## Thesis: 2.4 Directed networks

An article based on this chapter has been published (Opsahl and Panzarasa, 2009). This article was written after this chapter and contains a number of changes.

Directed data increase the difficulty of calculating the clustering coefficient. In directed networks, two directed ties might exist within a dyad — one in each direction. A network can be represented by an adjacency matrix, x. If a directed tie from node i to node j is present, the cell $x_{ij}=1$. This matrix is a special case of the weighted adjacency matrix, w. In this matrix, the cell $w_{ij}$ is the weighted of the tie $x_{ij}$. We define the triplet consisting of the two directed ties, $x_{ji}$ and $x_{ik}$, as $\tau_{ji,ik}$, and the value of this triplet as $\omega_{ji,ik}$.

The binary clustering coefficient as stated in Equation 2 cannot be applied to directed data. A more refined measure to calculate clustering in directed networks is called transitivity, T (for a review, see Wasserman and Faust, 1994, pg. 243). Transitivity produces the same results as the binary clustering coefficient if applied to an undirected network (Feld, 1981; Newman, 2003) and shares the same properties. More specifically, $0 \leq T \leq 1$, in a completely connected network $T=1$, and in a classical random network $T\rightarrow 0$ as the network size grows if the average degree is constant. Transitivity takes the direction of the ties into consideration by using a more sophisticated definition of a triplet. A triplet $\tau$, centred on node i, must have one in-coming and one out-going tie, i.e. $x_{ki}=x_{ij}=1$ or $x_{ji}=x_{ik}=1$ as shown in Figures 3a and b, respectively.

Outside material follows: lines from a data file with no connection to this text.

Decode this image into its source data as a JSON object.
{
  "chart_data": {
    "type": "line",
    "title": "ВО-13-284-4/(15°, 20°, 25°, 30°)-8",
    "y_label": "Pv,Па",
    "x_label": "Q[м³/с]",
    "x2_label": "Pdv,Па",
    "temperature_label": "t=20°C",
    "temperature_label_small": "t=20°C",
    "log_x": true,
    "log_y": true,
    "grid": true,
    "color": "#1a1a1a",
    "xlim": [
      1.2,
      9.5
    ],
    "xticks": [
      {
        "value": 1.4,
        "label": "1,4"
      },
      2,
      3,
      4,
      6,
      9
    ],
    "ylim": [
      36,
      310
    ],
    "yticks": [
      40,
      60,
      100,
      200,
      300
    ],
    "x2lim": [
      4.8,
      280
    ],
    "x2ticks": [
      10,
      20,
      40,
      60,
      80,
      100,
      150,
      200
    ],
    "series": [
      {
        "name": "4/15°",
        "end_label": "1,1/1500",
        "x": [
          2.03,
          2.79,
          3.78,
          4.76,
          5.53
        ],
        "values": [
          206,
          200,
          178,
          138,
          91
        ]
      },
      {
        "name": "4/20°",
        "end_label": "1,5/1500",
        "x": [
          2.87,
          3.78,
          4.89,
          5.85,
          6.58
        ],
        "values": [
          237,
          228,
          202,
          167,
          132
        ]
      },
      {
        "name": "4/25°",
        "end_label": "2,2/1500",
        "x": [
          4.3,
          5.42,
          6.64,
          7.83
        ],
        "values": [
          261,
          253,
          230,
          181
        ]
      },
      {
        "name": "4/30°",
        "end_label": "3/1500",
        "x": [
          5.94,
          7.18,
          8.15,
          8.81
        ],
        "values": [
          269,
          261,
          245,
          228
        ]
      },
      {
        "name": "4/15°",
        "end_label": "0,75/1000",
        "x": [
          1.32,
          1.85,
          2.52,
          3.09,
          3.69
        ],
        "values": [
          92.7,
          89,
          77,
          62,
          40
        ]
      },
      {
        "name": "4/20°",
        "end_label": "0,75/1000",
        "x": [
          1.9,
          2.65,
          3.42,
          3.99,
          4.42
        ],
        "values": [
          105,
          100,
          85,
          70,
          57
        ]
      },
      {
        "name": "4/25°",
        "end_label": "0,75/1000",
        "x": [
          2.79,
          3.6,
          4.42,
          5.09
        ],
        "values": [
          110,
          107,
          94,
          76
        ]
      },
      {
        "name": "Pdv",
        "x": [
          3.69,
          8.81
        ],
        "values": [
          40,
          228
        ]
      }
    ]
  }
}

Figure 3: Non-vacuous triplets centred around node i

Wasserman and Faust (1994) termed triplets that do not fulfill this condition as vacuous. These triplets are not part of the numerator nor of the denominator of the fraction. More specifically, when we are dealing with directed data there can be four basic configurations of a triplet around an individual node i: $\tau_{ij,ik}$, $\tau_{ij,ki}$, $\tau_{ji,ik}$, and $\tau_{ji,ki}$. The configurations $\tau_{ij,ik}$ and $\tau_{ji,ki}$ form, respectively an out- and in-star, and therefore, are vacuous and not part of the fraction. Conversely, the configurations $\tau_{ij,ki}$ and $\tau_{ji,ik}$ are non-vacuous. These can be either transitive or intransitive.

Triplets defined according to Wasserman and Faust (1994) form chains of nodes. These triplets have been termed 2-path as they form chains of two directed ties between three nodes (Luce and Perry, 1949). A triplet is transitive if a tie is present from the first node to the last node of the chain, $x_{kj}=1$ and $x_{jk}=1$ for the triplets shown in Figure 3a and b, respectively. If some of the ties between the nodes in a triplet are reciprocated (i.e., there exist two directed ties within a single dyad), there might exist multiple triplets between the nodes.

Transitivity suffers from the same limitation as the binary clustering coefficient in that it cannot be applied to networks where weights are attached to ties. To overcome this shortcoming, we extend our proposed generalisation to directed and weighted networks by using the same definition of a triplet, $\tau$, as transitivity. The triplet value, $\omega$, is calculated using the same methods as stated in Section 2.2; however, we use the weights of the two directed ties that form the triplet instead of the two undirected ties. The generalised coefficient, $T_{\omega}$, produces the same results as transitivity if applied to a binary and directed data, and the same result as the binary clustering coefficient if applied to binary and undirected data. Moreover, it still ranges between 0 and 1, and in a completely connected network we would still obtain $T_{\omega}=1$, whereas in a classical random network $T_{\omega}\rightarrow 0$ as the network grows. In particular, we found that $T_{\omega}$ approximates the probability of a directed tie in classical random networks, as shown by Table 4.

Table 4: Simulations of the generalised clustering coefficient on ensembles of classical random directed networks with 50, 100, 200, 400, 800, and 1,600 nodes and an average out-degree (i.e., the number of directed ties originating from a node) of 10, where ties are assigned a random weight between 1 to 10. Each ensemble contains 1,000 scenarios. The four methods for defining triplet values were not statistically significantly different (p>0.7).

To clarify which triplets are transitive and non-vacuous, Table 5 illustrates configurations of triplets centred on node i. The first four rows show the basic configurations mentioned above. The remaining rows show configurations of triplets where ties are reciprocated. More specifically, each additional directed tie doubles the number of triplets. In addition, the table shows which triplets are transitive under different conditions and which triplet values should be included in the fraction of Equation 3.